The fact that embedded processors are, and will remain, commodities does not mean hardware platforms will not contain Intellectual Property (IP). There is a whole new meaning emerging for IP in hardware, but it is occurring at a lower level than the processor as a whole. Its called Semiconductor IP (SIP), and it consists of so-called hard or soft cores needed to define modules used in complex chips. Companies like Rambus own the IP needed to do something special on a chip. Advanced RISC Machines (ARM) provides a CPU core used by a number of semiconductor companies, two of which have announced I2O chips based on ARM processors. Even IBM will help customize a system-on-a-chip with modules of your choice coupled with a PowerPC CPU core. SIP companies license the module, conceivably at various design levels (hard, soft, firm, etc.), to semiconductor companies. Should the proprietary core become a de facto standard, the company stands to reap huge rewards through royalties.

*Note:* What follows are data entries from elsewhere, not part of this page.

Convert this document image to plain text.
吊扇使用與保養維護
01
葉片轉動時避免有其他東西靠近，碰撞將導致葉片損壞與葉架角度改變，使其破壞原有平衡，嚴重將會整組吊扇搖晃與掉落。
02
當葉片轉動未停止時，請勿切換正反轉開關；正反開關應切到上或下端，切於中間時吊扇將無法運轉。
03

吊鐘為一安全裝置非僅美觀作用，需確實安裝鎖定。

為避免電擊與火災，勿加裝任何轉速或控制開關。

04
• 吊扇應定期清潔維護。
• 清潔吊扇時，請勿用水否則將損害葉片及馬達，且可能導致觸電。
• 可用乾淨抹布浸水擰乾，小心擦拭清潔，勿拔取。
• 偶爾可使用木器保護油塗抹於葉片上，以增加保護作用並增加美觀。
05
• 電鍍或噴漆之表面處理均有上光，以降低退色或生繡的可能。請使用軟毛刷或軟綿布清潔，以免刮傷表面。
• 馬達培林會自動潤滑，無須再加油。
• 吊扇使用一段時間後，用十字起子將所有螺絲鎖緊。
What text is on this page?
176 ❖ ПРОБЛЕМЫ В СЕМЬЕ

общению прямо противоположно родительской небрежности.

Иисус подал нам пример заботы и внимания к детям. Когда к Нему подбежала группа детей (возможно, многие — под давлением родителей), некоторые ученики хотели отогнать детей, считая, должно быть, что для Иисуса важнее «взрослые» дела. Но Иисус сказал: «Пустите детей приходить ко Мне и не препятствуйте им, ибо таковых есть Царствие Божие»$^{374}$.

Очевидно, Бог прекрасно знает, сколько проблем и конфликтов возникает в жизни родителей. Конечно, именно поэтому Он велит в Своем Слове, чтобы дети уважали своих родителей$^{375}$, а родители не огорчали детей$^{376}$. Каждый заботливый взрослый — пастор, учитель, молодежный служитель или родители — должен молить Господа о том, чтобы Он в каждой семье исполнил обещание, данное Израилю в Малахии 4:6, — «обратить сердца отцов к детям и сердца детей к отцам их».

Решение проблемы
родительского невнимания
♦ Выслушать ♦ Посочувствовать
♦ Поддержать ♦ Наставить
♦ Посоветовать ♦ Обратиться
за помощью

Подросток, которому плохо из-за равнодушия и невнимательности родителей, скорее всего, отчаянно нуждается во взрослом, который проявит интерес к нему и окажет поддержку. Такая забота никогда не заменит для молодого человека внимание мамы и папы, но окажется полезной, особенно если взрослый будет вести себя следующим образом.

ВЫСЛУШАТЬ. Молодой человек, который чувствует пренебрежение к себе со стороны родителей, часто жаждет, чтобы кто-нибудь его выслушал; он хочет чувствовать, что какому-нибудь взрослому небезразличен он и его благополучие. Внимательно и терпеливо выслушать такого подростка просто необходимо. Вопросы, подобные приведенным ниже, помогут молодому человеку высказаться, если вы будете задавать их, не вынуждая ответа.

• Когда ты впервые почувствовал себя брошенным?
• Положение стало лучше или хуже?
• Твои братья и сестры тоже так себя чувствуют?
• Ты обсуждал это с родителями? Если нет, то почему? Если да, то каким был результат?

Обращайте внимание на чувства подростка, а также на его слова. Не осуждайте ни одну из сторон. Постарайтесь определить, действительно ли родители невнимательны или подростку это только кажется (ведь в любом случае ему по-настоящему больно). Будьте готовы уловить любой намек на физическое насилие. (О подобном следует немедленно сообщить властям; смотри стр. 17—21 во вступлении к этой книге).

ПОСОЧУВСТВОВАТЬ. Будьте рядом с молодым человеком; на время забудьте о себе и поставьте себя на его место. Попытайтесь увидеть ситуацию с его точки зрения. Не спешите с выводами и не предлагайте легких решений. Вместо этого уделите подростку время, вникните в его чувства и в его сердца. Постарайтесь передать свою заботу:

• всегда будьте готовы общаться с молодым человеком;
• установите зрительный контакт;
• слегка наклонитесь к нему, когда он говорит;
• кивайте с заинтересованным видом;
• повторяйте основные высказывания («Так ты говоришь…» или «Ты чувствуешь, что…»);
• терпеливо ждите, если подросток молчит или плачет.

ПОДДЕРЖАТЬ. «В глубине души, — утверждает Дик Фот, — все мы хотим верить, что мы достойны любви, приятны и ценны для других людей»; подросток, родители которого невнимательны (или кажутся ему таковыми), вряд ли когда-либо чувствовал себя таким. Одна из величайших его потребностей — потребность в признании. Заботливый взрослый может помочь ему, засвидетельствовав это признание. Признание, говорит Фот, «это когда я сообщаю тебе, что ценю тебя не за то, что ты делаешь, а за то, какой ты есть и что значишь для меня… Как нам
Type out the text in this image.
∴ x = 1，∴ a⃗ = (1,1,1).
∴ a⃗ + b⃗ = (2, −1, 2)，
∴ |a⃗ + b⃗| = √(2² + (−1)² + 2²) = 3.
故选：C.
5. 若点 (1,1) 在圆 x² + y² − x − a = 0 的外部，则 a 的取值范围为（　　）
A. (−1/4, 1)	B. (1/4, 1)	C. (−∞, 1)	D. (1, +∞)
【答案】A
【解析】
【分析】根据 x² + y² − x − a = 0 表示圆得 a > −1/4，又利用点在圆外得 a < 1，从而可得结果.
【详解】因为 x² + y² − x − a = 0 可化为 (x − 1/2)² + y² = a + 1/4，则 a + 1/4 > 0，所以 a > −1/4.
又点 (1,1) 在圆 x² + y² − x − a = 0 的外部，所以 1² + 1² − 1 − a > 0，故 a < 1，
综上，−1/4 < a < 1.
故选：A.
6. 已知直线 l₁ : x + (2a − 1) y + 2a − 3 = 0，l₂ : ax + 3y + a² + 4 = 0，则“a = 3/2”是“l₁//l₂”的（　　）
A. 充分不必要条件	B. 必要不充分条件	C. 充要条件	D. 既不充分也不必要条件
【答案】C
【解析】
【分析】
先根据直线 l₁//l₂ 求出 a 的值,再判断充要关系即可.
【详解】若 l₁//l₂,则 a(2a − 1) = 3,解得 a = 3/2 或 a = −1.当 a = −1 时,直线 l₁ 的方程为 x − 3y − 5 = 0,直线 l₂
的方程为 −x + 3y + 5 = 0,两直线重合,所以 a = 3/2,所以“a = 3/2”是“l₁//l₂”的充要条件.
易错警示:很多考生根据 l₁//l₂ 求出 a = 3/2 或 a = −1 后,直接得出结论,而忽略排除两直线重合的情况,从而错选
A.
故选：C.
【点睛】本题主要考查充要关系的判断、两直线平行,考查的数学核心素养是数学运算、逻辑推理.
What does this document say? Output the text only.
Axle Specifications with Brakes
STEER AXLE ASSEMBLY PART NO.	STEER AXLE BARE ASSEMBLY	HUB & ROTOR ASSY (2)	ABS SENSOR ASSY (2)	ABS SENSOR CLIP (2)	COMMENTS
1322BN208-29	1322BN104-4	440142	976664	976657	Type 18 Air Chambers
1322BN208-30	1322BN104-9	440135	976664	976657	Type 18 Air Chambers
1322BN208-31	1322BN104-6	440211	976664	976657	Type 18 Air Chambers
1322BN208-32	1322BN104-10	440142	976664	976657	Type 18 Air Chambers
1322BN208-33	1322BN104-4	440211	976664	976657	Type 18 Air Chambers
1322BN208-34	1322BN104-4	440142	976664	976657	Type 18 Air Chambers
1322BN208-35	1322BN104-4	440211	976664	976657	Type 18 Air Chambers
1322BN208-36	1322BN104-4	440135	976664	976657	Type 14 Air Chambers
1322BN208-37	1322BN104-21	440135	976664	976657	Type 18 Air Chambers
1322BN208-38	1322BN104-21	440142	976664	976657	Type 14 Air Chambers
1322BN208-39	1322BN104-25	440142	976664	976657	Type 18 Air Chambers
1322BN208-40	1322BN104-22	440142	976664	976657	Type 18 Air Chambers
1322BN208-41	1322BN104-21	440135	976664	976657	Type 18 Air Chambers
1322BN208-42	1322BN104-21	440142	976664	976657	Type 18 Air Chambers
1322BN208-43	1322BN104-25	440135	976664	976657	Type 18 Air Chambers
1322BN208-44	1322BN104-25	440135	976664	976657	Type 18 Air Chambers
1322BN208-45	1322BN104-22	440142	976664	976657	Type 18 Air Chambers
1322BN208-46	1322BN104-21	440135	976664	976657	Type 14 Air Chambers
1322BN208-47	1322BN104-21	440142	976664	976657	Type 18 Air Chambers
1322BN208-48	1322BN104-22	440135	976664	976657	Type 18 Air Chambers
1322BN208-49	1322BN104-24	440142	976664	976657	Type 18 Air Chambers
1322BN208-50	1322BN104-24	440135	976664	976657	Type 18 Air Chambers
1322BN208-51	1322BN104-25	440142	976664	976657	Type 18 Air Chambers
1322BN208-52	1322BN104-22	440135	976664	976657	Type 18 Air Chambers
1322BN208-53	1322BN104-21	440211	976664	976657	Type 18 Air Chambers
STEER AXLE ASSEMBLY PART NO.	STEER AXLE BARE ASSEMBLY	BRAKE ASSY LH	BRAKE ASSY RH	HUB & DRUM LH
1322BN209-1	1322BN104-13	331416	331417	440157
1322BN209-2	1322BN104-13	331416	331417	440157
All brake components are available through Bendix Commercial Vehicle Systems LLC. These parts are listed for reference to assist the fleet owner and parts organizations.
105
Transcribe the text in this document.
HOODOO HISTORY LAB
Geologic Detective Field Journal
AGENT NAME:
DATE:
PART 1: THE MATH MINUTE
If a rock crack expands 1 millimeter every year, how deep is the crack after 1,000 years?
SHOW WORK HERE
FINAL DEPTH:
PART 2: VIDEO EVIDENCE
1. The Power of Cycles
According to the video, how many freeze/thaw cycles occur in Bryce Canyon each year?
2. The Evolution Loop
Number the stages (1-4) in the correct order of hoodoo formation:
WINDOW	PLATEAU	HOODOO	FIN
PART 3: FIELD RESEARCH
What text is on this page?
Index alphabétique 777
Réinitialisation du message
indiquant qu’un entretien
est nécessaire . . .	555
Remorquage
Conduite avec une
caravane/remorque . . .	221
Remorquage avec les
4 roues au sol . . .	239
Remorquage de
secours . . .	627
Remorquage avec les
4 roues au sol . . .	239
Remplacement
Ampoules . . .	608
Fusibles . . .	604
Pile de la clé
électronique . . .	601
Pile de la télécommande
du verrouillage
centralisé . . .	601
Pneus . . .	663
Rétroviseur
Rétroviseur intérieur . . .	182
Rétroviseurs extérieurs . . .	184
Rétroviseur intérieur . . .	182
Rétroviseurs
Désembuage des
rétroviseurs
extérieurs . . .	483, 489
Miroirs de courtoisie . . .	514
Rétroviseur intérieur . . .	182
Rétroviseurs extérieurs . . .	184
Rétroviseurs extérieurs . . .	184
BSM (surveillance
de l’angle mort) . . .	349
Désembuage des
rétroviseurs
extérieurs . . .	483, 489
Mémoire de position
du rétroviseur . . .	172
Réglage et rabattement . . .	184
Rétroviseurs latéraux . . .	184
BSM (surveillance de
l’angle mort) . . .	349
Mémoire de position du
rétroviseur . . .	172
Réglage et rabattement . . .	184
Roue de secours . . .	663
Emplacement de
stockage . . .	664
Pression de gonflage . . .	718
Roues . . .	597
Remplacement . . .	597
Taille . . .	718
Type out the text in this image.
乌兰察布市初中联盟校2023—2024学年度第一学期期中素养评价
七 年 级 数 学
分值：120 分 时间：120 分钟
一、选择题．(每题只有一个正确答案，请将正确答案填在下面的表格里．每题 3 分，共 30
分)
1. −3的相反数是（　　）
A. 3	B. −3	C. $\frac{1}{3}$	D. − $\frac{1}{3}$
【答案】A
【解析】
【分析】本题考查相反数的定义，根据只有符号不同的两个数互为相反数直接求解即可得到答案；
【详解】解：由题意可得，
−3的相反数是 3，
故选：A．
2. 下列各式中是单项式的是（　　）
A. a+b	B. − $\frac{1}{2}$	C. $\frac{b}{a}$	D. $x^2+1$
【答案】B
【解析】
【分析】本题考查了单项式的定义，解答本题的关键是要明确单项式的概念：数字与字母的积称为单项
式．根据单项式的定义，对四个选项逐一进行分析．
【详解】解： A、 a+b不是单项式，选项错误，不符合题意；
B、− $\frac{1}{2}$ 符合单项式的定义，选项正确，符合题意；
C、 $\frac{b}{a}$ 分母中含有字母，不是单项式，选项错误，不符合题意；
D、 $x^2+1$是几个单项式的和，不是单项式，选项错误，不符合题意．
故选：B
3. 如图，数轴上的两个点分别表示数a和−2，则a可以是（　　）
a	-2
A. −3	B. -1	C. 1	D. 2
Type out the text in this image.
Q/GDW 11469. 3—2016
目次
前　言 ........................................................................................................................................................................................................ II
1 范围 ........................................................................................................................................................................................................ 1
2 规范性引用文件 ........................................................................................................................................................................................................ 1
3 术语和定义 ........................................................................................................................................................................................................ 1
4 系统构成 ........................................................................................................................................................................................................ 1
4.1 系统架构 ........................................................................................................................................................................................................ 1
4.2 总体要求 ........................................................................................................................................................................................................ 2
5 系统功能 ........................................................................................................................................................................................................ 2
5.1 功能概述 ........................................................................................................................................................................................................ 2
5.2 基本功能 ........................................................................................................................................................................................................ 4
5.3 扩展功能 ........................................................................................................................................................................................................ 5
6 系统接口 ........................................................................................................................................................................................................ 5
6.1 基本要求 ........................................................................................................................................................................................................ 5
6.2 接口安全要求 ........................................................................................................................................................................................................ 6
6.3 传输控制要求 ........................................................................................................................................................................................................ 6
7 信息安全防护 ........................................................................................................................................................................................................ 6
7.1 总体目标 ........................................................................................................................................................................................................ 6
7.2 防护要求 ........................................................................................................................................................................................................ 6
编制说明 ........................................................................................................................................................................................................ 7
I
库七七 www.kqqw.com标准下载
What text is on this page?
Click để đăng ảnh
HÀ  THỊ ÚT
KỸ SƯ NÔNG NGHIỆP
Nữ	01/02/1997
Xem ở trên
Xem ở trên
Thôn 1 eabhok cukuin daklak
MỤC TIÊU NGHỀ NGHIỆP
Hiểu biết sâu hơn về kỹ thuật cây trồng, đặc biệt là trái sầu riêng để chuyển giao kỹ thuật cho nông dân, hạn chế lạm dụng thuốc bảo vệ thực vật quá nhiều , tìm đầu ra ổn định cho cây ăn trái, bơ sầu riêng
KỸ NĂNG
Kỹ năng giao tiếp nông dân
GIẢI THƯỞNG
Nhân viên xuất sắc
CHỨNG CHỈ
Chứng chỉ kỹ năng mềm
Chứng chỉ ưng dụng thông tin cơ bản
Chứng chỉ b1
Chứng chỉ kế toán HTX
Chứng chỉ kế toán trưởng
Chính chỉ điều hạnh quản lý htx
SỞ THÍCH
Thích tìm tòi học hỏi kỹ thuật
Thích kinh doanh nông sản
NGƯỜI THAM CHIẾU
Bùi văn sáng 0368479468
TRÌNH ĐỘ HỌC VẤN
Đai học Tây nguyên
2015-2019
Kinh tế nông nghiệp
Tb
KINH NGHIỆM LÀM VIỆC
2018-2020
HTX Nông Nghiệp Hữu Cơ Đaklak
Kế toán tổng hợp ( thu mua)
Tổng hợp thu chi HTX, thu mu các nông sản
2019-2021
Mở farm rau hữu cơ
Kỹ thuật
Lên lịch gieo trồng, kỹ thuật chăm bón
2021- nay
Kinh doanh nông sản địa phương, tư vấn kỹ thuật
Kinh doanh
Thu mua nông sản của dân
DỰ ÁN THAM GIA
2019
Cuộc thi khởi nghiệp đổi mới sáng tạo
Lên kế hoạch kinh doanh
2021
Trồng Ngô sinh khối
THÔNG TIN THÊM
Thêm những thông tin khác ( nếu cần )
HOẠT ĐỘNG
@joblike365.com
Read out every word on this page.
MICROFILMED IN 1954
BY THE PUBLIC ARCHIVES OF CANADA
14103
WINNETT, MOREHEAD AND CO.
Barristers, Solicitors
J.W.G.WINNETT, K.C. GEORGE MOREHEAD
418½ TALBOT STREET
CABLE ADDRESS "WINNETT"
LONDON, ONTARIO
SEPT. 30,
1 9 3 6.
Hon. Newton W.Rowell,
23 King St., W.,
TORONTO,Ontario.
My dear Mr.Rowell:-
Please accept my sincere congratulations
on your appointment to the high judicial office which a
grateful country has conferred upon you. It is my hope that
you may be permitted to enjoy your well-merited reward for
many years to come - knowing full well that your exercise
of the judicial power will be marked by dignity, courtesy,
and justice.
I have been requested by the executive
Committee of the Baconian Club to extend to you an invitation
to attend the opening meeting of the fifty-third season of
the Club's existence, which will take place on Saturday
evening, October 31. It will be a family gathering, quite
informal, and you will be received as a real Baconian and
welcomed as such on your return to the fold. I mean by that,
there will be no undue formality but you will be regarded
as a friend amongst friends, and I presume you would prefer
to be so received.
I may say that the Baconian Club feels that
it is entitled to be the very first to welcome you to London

Now think about it. First wave monopoly power IP consisted of the total package of all hardware and enabling software, operating system and utilities. By the second wave, IP bifurcated into hardware and software, but each formed around a smaller "tollgate" portion of the applicable domain: the microprocessor for hardware and the entire OS for software. Simplicity needed to fuel a mass market dictated near universal subordination to these symbiotic tollgates. (Microsoft extending its monopoly in office application software by using economies of scale and "tying", the latter probably legal but upsetting to the DOJ and others.)
It is evident that hardware IP in third wave will evolve at the sub-processor level, to so-called cores generally provided by SIP companies like Rambus, not semiconductor companies themselves. Further, the variety of hardware components should continue to expand rapidly, adding complexity to hardware design but justified by ever-decreasing unit costs of product production. Lower size and costs coupled with increased capabilities is a formula for exploding functional requirements, a formula that already is forcing software to metamorphose to simultaneously thwart complexity while somehow maintaining adequacy for an expanding list of tasks.
At this point you should be sensing that something about Microsoft's tidy world doesn't fit well in embedded systems, although you can't quite decide what, or exactly what it means. You have probably already noted that both Intel and Microsoft are dedicating much more time and effort to swimming up the server stream than floating down the PC river to the ocean of embedded systems. You now know why this makes sense for Intel, but what about Microsoft?